Needless to say, we’re not even dealing with repeated experiments here, unless we imagine identical worlds, as many as of them as we wish… see the Sunrise problem for more.

Below the cut, a more technical explanation of my understanding of Nowrasteh’s calculations.

Suppose there are K categories of terrorists, possibly intersecting. Suppose D_k is the total number of “terrorist deaths” caused in the US by foreign nationals of the k-th type (k is an integer from 1 to K) during a period of N years. The US population in the n-th year (n is an integer from 1 to N) is R_n. The average population for the period is the arithmetic mean, \bar{R}_N = \frac{R_1+...+R_N}{N}.

I understand that Nowrasteh obtains “the average chance of dying in an attack by a foreign-born terrorist” of type k, on U.S. soil, per year, as

\displaystyle P_k = \frac{D_k}{N\cdot{\bar{R}_N}} = \frac{D_k}{N\cdot\frac{R_1+...+R_N}{N}} = \frac{D_k}{R_1+...+R_N}.
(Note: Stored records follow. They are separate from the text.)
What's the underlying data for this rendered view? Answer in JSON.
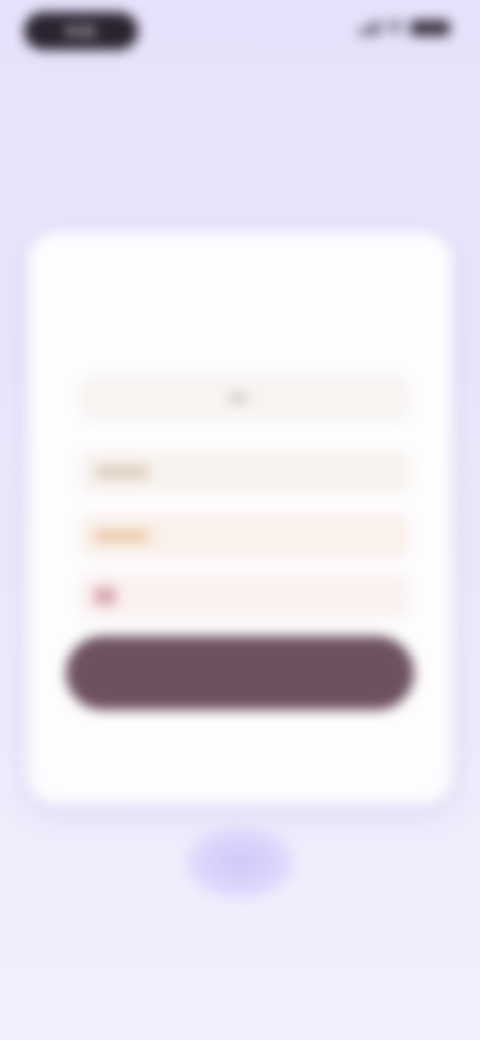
{
  "status_bar": {
    "time": "9:41"
  },
  "dialog": {
    "title": "",
    "options": [
      {
        "label": ""
      },
      {
        "label": ""
      },
      {
        "label": ""
      },
      {
        "label": ""
      }
    ],
    "primary_button_label": "",
    "secondary_link_label": ""
  },
  "colors": {
    "background": "#e8e4fb",
    "card": "#fdfcfe",
    "primary_button": "#6d515e",
    "orb": "#cfc8fa"
  }
}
Nowrasteh is looking at the period from the start of 1975 to the end of 2015, so N = 41. He appears to be using the average US population of 266 million; my calculation from the Wikipedia table gives 267 million, which isn’t much of a difference. He is using ten categories of foreign terrorists, including “All.” For example, only one American was killed in a terror attack by an illegal immigrant (line 9, Table 1) from 1975 to 2015.

Thus, if I understand Nowrasteh’s reasoning correctly, the annual chance (actually, frequency) of dying from this cause is equal to one divided by the number of years (41) and by the average population (266 million). Unsurprisingly, this probability comes to one in almost 11 billion. The total number of people killed by alien terrorists was 3,024, so the chance understandably goes up from one in 11 billion to one in 3.6 million.